The Corporation Commission removed that prohibition, which will benefit OIEC members and PSO customers alike, Schroedter told Southwest Ledger. “The tariff as revised will promote energy conservation and will result in cost savings to all PSO customers,” Schroedter told OK Energy Today.
The Corporation Commission’s Public Utility Division and Administrative Law Judge Linda Foreman recommended approval of the VCS program and the three-member commission endorsed the proposal 3-0 earlier this month.
The VCS program was prompted by extraordinary energy bills that public utilities in this state incurred during the February 2021 Winter Storm Uri in which Oklahoma was pummeled by rain, wind, snow, freezing rain, and subfreezing temperatures.
PSO, for example, purchased $675.2 million in natural gas and supplemental power to meet its customers’ electricity demands during the two-week storm, ledgers reflect.
In comparison, PSO’s fuel bills for an entire year typically range from about $500 million to $600 million, Greene said. The company’s fuel expense in 2020 was $520 million, and for 2021 the fuel bill was $701 million, he said.

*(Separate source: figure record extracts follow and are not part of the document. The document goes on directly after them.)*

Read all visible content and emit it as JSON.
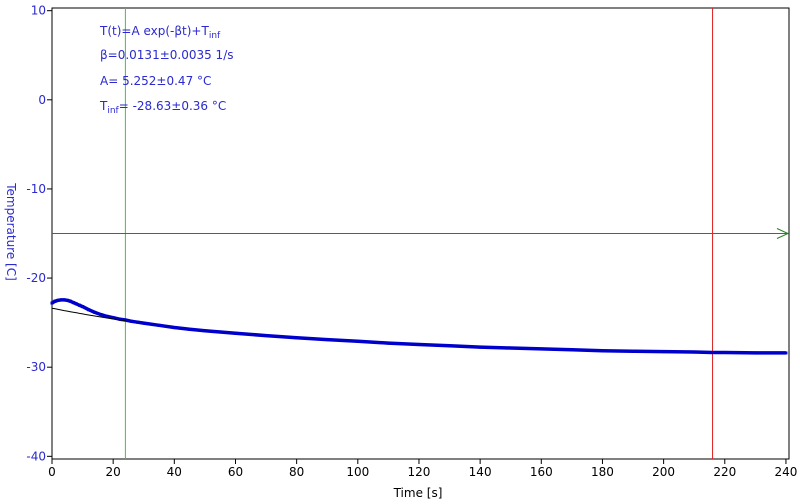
{
  "chart_data": {
    "type": "scatter",
    "xlabel": "Time [s]",
    "ylabel": "Temperature [C]",
    "xlim": [
      0,
      241
    ],
    "ylim": [
      -40.3,
      10.3
    ],
    "x_ticks": [
      0,
      20,
      40,
      60,
      80,
      100,
      120,
      140,
      160,
      180,
      200,
      220,
      240
    ],
    "y_ticks": [
      10,
      0,
      -10,
      -20,
      -30,
      -40
    ],
    "grid": false,
    "annotations": {
      "formula": {
        "lead": "T(t)=A exp(-βt)+T",
        "sub": "inf"
      },
      "beta": "β=0.0131±0.0035 1/s",
      "amp": "A= 5.252±0.47 °C",
      "tinf": {
        "lead": "T",
        "sub": "inf",
        "tail": "= -28.63±0.36 °C"
      }
    },
    "fit_model": {
      "A": 5.252,
      "beta": 0.0131,
      "T_inf": -28.63
    },
    "fit_line_range": [
      0,
      24
    ],
    "cursors": {
      "green_vertical_x": 24,
      "red_vertical_x": 216,
      "green_horizontal_y": -15
    },
    "series": [
      {
        "x": [
          0,
          1,
          2,
          3,
          4,
          5,
          6,
          7,
          8,
          9,
          10,
          12,
          14,
          16,
          18,
          20,
          22,
          24,
          26,
          28,
          30,
          35,
          40,
          45,
          50,
          55,
          60,
          70,
          80,
          90,
          100,
          110,
          120,
          130,
          140,
          150,
          160,
          170,
          180,
          190,
          200,
          210,
          216,
          220,
          230,
          240
        ],
        "y": [
          -22.8,
          -22.6,
          -22.5,
          -22.45,
          -22.45,
          -22.5,
          -22.6,
          -22.75,
          -22.9,
          -23.05,
          -23.2,
          -23.55,
          -23.85,
          -24.1,
          -24.3,
          -24.45,
          -24.6,
          -24.7,
          -24.85,
          -24.95,
          -25.05,
          -25.3,
          -25.55,
          -25.75,
          -25.9,
          -26.05,
          -26.2,
          -26.45,
          -26.7,
          -26.9,
          -27.1,
          -27.3,
          -27.45,
          -27.6,
          -27.75,
          -27.85,
          -27.95,
          -28.05,
          -28.15,
          -28.2,
          -28.25,
          -28.3,
          -28.35,
          -28.35,
          -28.4,
          -28.4
        ],
        "color": "#0000cc"
      }
    ],
    "colors": {
      "data": "#0000cc",
      "text": "#2a2acf",
      "fit": "#000000",
      "green_cursor": "#33cc33",
      "dark_green_cursor": "#2a7f2a",
      "red_cursor": "#dd2222",
      "axes": "#000000"
    }
  }
}
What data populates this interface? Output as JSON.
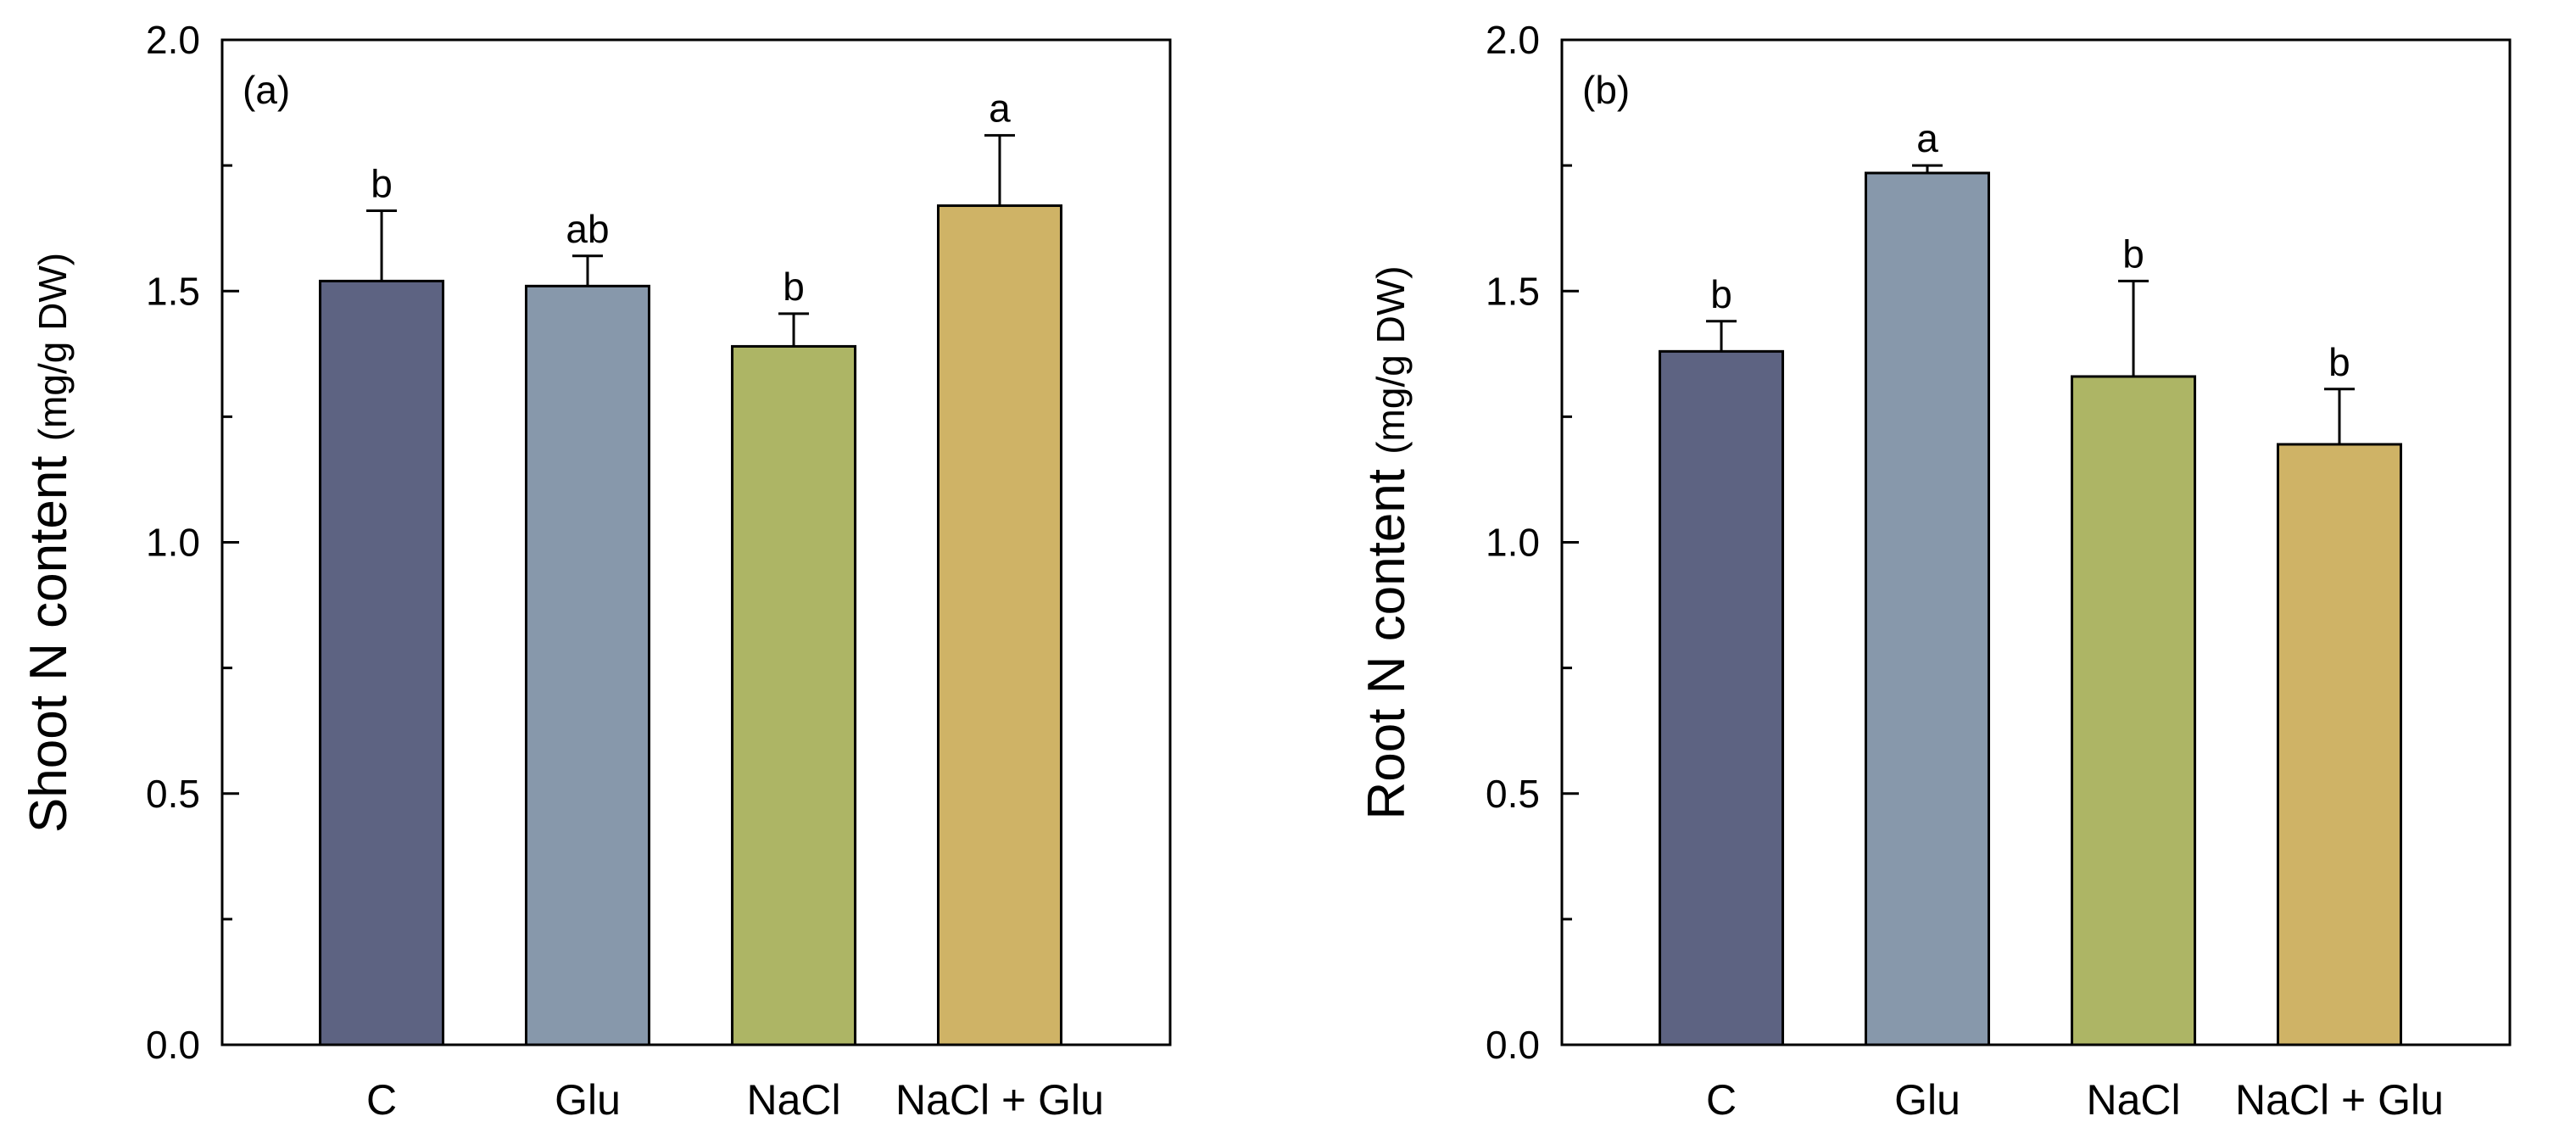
{
  "colors": {
    "C": "#5d6382",
    "Glu": "#8798ab",
    "NaCl": "#adb565",
    "NaCl + Glu": "#cfb366",
    "axis": "#000000"
  },
  "chart_data": [
    {
      "type": "bar",
      "panel_label": "(a)",
      "categories": [
        "C",
        "Glu",
        "NaCl",
        "NaCl + Glu"
      ],
      "values": [
        1.52,
        1.51,
        1.39,
        1.67
      ],
      "errors": [
        0.14,
        0.06,
        0.065,
        0.14
      ],
      "significance": [
        "b",
        "ab",
        "b",
        "a"
      ],
      "ylabel_main": "Shoot N content",
      "ylabel_unit": "(mg/g DW)",
      "xlabel": "",
      "ylim": [
        0,
        2.0
      ],
      "yticks": [
        "0.0",
        "0.5",
        "1.0",
        "1.5",
        "2.0"
      ],
      "grid": false
    },
    {
      "type": "bar",
      "panel_label": "(b)",
      "categories": [
        "C",
        "Glu",
        "NaCl",
        "NaCl + Glu"
      ],
      "values": [
        1.38,
        1.735,
        1.33,
        1.195
      ],
      "errors": [
        0.06,
        0.015,
        0.19,
        0.11
      ],
      "significance": [
        "b",
        "a",
        "b",
        "b"
      ],
      "ylabel_main": "Root N content",
      "ylabel_unit": "(mg/g DW)",
      "xlabel": "",
      "ylim": [
        0,
        2.0
      ],
      "yticks": [
        "0.0",
        "0.5",
        "1.0",
        "1.5",
        "2.0"
      ],
      "grid": false
    }
  ]
}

PSO, OG&E and other utilities are forbidden from reaping a profit on fuel and purchased power costs, Greene noted. “It’s a pass-through expense.”
PSO, a Tulsa-based subsidiary of American Electric Power, is an electric utility company serving more than 568,000 customer accounts in 232 communities in eastern and southwestern Oklahoma. The utility serves more than three dozen communities in southwest Oklahoma, including Lawton, Altus, Duncan, Cache, Elgin, Fletcher, Porter Hill, Sterling, Apache, Cement, Cyril and Frederick.
Jerry Bohnen contributed to this report.